HOUSTON, TX (Sept. 8, 2009) – Dr. Gideon Greif, a distinguished Israeli historian, author and renowned expert on the Holocaust with specialty on the extermination camps and Auschwitz, returns to Houston this September for a free public lecture highlighting the photographic work of Mendel Grossman.
Greif will speak on the topic “The Lost Negatives: The Story of Photographer Mendel Grossman, Lodz Ghetto Documentalist” on Monday, Sept. 21, 2009, at 7 p.m. in the Museum’s Albert and Ethel Herzstein Theater, Morgan Family Center, 5401 Caroline St., in Houston’s Museum District. The event is free, but seating is limited and advance registration is requested. Visit www.hmh.org/register.asp to RSVP online. For more information, call 713-942-8000, ext. 104 or e-mail firstname.lastname@example.org.
Grossman (1913-1945) was born in Lodz into an Hasidic family and was already a famous photographer before World War II. Forced to live in the Lodz ghetto, Grossman used his privileges as a photographer for the ghetto administration to covertly take thousands of pictures documenting life in the ghetto.
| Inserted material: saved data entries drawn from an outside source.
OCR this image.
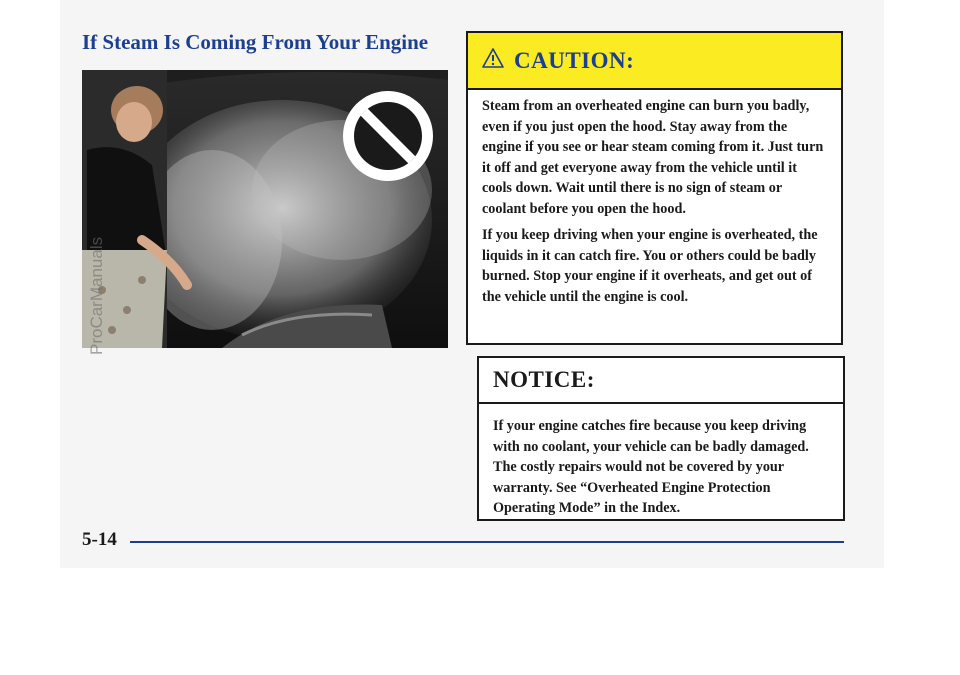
If Steam Is Coming From Your Engine
ProCarManuals
CAUTION:

Steam from an overheated engine can burn you badly, even if you just open the hood. Stay away from the engine if you see or hear steam coming from it. Just turn it off and get everyone away from the vehicle until it cools down. Wait until there is no sign of steam or coolant before you open the hood.

If you keep driving when your engine is overheated, the liquids in it can catch fire. You or others could be badly burned. Stop your engine if it overheats, and get out of the vehicle until the engine is cool.

NOTICE:

If your engine catches fire because you keep driving with no coolant, your vehicle can be badly damaged. The costly repairs would not be covered by your warranty. See “Overheated Engine Protection Operating Mode” in the Index.

5-14
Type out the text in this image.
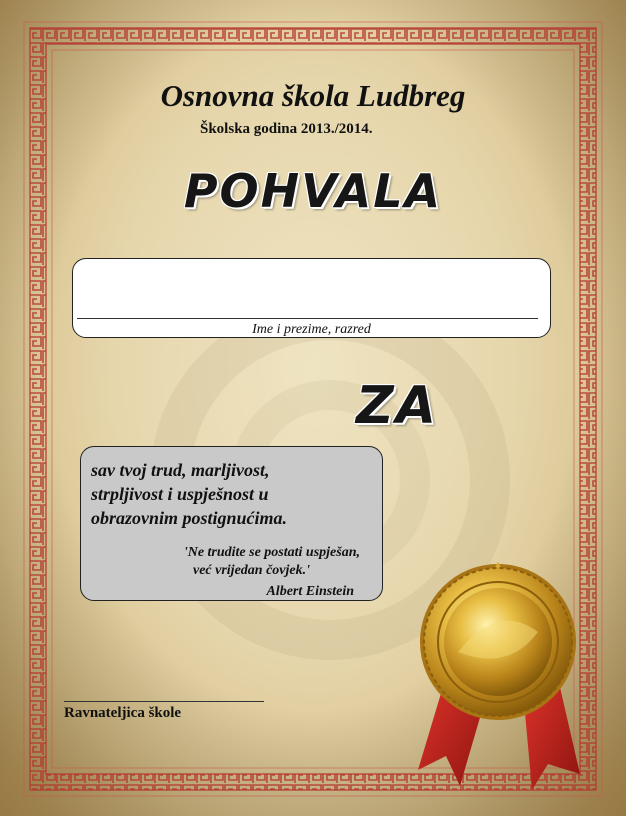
Osnovna škola Ludbreg
Školska godina 2013./2014.
POHVALA
Ime i prezime, razred
ZA
sav tvoj trud, marljivost,
strpljivost i uspješnost u
obrazovnim postignućima.
'Ne trudite se postati uspješan,
već vrijedan čovjek.'
Albert Einstein
Ravnateljica škole
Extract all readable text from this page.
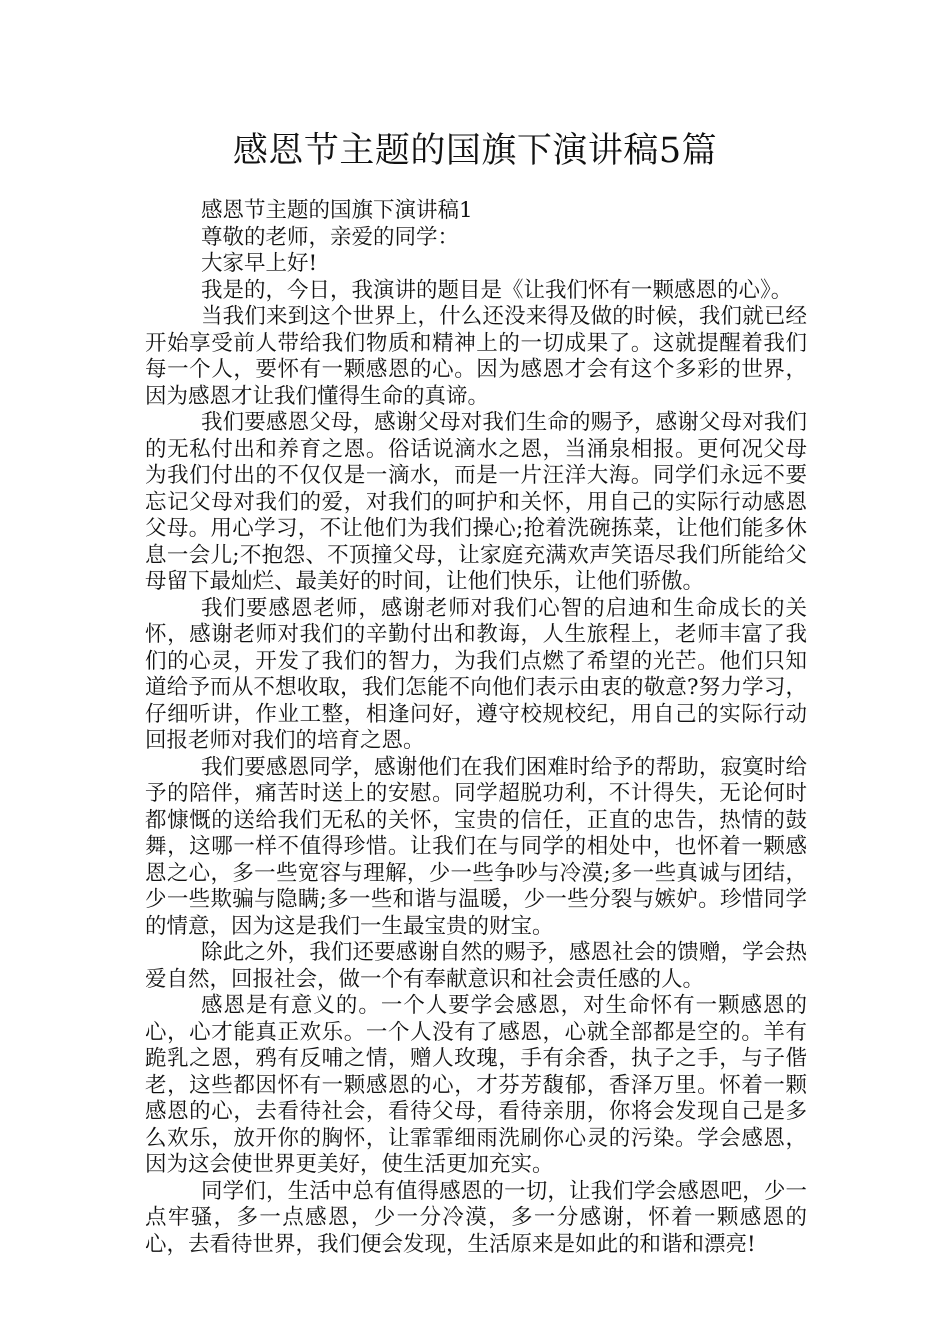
感恩节主题的国旗下演讲稿5篇

感恩节主题的国旗下演讲稿1

尊敬的老师，亲爱的同学：

大家早上好!

我是的，今日，我演讲的题目是《让我们怀有一颗感恩的心》。

当我们来到这个世界上，什么还没来得及做的时候，我们就已经开始享受前人带给我们物质和精神上的一切成果了。这就提醒着我们每一个人，要怀有一颗感恩的心。因为感恩才会有这个多彩的世界，因为感恩才让我们懂得生命的真谛。

我们要感恩父母，感谢父母对我们生命的赐予，感谢父母对我们的无私付出和养育之恩。俗话说滴水之恩，当涌泉相报。更何况父母为我们付出的不仅仅是一滴水，而是一片汪洋大海。同学们永远不要忘记父母对我们的爱，对我们的呵护和关怀，用自己的实际行动感恩父母。用心学习，不让他们为我们操心;抢着洗碗拣菜，让他们能多休息一会儿;不抱怨、不顶撞父母，让家庭充满欢声笑语尽我们所能给父母留下最灿烂、最美好的时间，让他们快乐，让他们骄傲。

我们要感恩老师，感谢老师对我们心智的启迪和生命成长的关怀，感谢老师对我们的辛勤付出和教诲，人生旅程上，老师丰富了我们的心灵，开发了我们的智力，为我们点燃了希望的光芒。他们只知道给予而从不想收取，我们怎能不向他们表示由衷的敬意?努力学习，仔细听讲，作业工整，相逢问好，遵守校规校纪，用自己的实际行动回报老师对我们的培育之恩。

我们要感恩同学，感谢他们在我们困难时给予的帮助，寂寞时给予的陪伴，痛苦时送上的安慰。同学超脱功利，不计得失，无论何时都慷慨的送给我们无私的关怀，宝贵的信任，正直的忠告，热情的鼓舞，这哪一样不值得珍惜。让我们在与同学的相处中，也怀着一颗感恩之心，多一些宽容与理解，少一些争吵与冷漠;多一些真诚与团结，少一些欺骗与隐瞒;多一些和谐与温暖，少一些分裂与嫉妒。珍惜同学的情意，因为这是我们一生最宝贵的财宝。

除此之外，我们还要感谢自然的赐予，感恩社会的馈赠，学会热爱自然，回报社会，做一个有奉献意识和社会责任感的人。

感恩是有意义的。一个人要学会感恩，对生命怀有一颗感恩的心，心才能真正欢乐。一个人没有了感恩，心就全部都是空的。羊有跪乳之恩，鸦有反哺之情，赠人玫瑰，手有余香，执子之手，与子偕老，这些都因怀有一颗感恩的心，才芬芳馥郁，香泽万里。怀着一颗感恩的心，去看待社会，看待父母，看待亲朋，你将会发现自己是多么欢乐，放开你的胸怀，让霏霏细雨洗刷你心灵的污染。学会感恩，因为这会使世界更美好，使生活更加充实。

同学们，生活中总有值得感恩的一切，让我们学会感恩吧，少一点牢骚，多一点感恩，少一分冷漠，多一分感谢，怀着一颗感恩的心，去看待世界，我们便会发现，生活原来是如此的和谐和漂亮!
Being aware of the historical importance of the photographs, he found a hiding place for them in his apartment in the ghetto.
Powerful images selected from those that still exist in Israeli museum collections show the Jewish experience during 1944. Children harnessed by ropes dragging a heavy cart; adults and children, identified as Jews by stars of David sewn onto their clothing, huddle together with bundles of possessions. Street scenes depict people behind fences, sharing food, working, laughing together. One poignant image shows a woman and several children separated by a fence from another child.
Grossman did not survive the Holocaust and died on a death march just before the end of the war. Most of the negatives were saved and taken to Israel, but, unfortunately, a large number were lost during the 1948 Arab-Israeli War. Those photographs that were saved have been published in various books.
Greif has served as a researcher at Yad Vashem, Israel, the principal institution in the world studying the history of the Holocaust. He also served as visiting professor at The Sue and Leonard Miller Center for Contemporary Judaic Studies at the University of Miami.
Since 1991, he has been responsible for the planning and development of exhibitions, films and educational resources at the Auschwitz-Birkenau State Museum in Poland. Since 1995, he also worked for the Survivors of the Shoah in Los Angeles, California. Since 1999, he has served as a member of the American international advisory council of interviewers at the Auschwitz Jewish Center Foundation in New York.
Holocaust Museum Houston is dedicated to educating people about the Holocaust, remembering the 6 million Jews and other innocent victims and honoring the survivors' legacy. Using the lessons of the Holocaust and other genocides, the Museum teaches the dangers of hatred, prejudice and apathy.
Holocaust Museum Houston is free and open to the public and is located in Houston’s Museum District at 5401 Caroline St., Houston, TX 77004.